What was the reaction when Swartz’s theft was discovered? In this case it seems MIT may have erred in calling in the Feds to handle a matter of theft within their academic community—even though their rulebook may have said that was the thing to do. The Feds seem to have overreacted too—they proceeded even after JSTOR dropped charges when Swartz returned everything and promised not to distribute or use it. (I thought his whole point was to distribute it!?) Some think it was a way to get to Swartz after they failed to prosecute him for the PACER documents he posted in 2009.
This reminds me of the way the entertainment industries often overreacted to kids and grannies who were busted for file sharing (downloading copyright material without paying for it). By overreacting, the institutions helped folks to empathize with those they were prosecuting.
However, Swartz fought back. If Swartz had admitted the theft and publicized his willingness to go to jail, as did the civil disobedience activists above, thereby bringing attention to the inordinate punishment he was receiving and to the inequities of databases like JSTOR, then he might have better made his point—in my opinion. In my opinion this was a bad move. He was, as I have read, a disturbed young man who maybe sadly wasn’t quite psychologically ready to be a Gandhi figure—should he have realized this ahead of time?

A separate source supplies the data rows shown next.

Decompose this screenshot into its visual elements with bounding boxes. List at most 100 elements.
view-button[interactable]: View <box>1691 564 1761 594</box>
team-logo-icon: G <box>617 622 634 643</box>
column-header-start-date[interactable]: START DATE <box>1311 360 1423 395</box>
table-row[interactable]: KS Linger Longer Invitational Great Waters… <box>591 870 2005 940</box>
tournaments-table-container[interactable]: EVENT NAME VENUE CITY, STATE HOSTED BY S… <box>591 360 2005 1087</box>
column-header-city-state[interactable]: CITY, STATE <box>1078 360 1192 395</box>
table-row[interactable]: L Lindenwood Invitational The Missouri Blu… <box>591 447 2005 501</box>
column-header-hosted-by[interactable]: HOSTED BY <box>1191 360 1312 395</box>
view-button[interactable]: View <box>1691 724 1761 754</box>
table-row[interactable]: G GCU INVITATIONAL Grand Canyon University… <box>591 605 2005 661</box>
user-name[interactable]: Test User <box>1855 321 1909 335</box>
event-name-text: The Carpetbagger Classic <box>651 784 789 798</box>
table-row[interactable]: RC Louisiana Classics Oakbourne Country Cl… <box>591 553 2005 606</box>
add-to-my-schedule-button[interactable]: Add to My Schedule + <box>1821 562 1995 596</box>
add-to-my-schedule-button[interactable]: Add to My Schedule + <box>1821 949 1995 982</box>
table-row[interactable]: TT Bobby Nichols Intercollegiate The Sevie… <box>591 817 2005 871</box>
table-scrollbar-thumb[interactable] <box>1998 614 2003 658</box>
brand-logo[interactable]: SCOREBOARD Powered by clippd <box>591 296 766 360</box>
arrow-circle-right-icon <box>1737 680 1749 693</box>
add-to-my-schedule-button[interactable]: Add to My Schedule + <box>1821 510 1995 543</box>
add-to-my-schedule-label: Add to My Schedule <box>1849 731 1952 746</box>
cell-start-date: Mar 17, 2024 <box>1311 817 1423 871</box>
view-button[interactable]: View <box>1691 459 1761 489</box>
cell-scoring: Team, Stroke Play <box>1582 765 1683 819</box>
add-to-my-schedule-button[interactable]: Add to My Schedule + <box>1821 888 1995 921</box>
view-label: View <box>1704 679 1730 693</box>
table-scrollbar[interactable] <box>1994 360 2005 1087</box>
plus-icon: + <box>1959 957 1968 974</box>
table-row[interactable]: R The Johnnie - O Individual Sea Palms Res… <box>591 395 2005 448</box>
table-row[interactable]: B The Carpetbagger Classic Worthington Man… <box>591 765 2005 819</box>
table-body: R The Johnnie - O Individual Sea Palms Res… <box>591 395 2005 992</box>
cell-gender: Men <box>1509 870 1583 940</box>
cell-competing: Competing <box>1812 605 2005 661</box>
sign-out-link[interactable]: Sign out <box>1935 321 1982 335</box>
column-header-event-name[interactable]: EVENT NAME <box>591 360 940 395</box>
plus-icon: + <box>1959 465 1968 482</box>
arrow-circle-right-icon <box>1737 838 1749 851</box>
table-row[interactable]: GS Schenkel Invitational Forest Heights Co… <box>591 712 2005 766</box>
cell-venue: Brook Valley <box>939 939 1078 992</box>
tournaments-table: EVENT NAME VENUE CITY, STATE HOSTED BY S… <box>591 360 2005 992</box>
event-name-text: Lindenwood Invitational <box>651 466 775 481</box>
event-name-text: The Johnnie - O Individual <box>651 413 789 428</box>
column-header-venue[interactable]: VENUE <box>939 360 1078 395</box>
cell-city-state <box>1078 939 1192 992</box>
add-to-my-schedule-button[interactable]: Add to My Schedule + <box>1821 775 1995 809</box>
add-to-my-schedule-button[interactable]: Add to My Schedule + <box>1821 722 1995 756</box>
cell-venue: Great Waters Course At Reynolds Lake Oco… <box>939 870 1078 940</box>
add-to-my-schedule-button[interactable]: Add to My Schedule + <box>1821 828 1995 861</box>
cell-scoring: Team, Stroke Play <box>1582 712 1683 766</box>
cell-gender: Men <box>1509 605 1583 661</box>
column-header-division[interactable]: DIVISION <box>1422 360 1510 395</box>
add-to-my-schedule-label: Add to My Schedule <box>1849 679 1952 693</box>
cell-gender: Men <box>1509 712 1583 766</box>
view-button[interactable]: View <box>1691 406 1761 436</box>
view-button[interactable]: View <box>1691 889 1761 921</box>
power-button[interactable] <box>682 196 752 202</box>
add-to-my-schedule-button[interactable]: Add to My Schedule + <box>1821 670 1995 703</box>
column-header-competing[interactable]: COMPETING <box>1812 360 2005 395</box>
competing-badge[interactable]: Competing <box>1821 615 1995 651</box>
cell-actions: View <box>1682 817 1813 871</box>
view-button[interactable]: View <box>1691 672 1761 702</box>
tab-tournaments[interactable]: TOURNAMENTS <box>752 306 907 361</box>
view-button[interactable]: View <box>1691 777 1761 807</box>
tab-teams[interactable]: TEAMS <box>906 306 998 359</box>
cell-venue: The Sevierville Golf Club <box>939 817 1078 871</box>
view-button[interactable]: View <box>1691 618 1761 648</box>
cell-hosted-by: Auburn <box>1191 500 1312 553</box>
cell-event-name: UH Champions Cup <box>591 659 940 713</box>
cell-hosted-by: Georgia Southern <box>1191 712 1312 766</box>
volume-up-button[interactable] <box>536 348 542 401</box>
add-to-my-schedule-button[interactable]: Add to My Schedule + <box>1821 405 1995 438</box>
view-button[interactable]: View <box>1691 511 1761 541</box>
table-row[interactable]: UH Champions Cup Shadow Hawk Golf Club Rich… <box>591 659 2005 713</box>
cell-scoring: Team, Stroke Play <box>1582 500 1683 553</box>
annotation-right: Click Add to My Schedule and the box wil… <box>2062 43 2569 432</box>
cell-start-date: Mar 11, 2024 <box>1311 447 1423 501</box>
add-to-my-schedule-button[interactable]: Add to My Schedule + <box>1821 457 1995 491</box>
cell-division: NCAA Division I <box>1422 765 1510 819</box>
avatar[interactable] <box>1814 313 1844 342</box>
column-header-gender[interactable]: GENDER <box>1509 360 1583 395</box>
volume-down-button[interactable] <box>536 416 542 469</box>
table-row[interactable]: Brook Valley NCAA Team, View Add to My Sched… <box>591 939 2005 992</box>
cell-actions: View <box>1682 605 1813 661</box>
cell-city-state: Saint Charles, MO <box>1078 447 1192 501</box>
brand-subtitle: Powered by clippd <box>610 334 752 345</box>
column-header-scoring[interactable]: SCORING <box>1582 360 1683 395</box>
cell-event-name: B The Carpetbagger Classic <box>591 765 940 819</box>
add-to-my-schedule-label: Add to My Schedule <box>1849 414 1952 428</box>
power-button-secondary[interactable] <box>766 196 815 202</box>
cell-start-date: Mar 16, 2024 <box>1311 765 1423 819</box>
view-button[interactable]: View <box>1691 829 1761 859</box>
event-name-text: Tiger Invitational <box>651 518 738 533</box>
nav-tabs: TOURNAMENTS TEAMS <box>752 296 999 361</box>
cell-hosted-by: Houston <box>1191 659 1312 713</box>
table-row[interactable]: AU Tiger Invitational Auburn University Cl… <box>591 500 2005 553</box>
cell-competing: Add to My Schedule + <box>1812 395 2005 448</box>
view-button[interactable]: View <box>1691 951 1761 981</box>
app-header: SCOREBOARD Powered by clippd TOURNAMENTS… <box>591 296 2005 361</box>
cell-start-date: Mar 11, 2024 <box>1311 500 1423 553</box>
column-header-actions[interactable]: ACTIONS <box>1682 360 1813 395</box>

I am reminded how Jean Valjean, who stole a loaf of bread in the novel Les Mis, was unfairly punished by the authorities—which highlighted the need to overthrow the royalty.
In much of the recent discussion, Swartz is portrayed as a martyr. The fact that, yes, he is also legally a thief, is almost never mentioned. The emphasis tends towards lauding his advocacy (see higher principals, above) and there is often mention of his known mental instability, a fact that made him particularly susceptible to the kinds of harassment the Feds seem to have engaged in.
It’s very confusing for me. It’s not like he didn’t know he was doing anything wrong. He hid his laptop and hard drive in a little closet at MIT and hid from security cameras when he went there to retrieve his data trove. Imagine, as MIT seems to have briefly done, that it was the Chinese or North Koreans or some other entity stealing this data (and it very well could have been)—the “higher moral grounds” defense would then seem pretty ridiculous.
I don’t disagree with many of Swartz’s points. I can certainly see the point that much academic data, when freely available, can have a greater chance to spur insights and creativity from researchers and scientists around the world than if it is locked up behind paywalls. Withholding cancer research from academics who can’t afford access because a big pharmaceutical company “owns” the data doesn’t seem like a very morally defensible position—even if it is what the law might say is perfectly legal.
But who then decides what data “deserves” to be stolen and “liberated”? There are all sorts of data. Some of it is—though I hate to admit it—possibly essential to our security, and some is strictly personal and deserves to stay that way. It’s complicated, and this particular case seems messy—though Swartz’s points are mostly valid… but maybe his method was sloppy.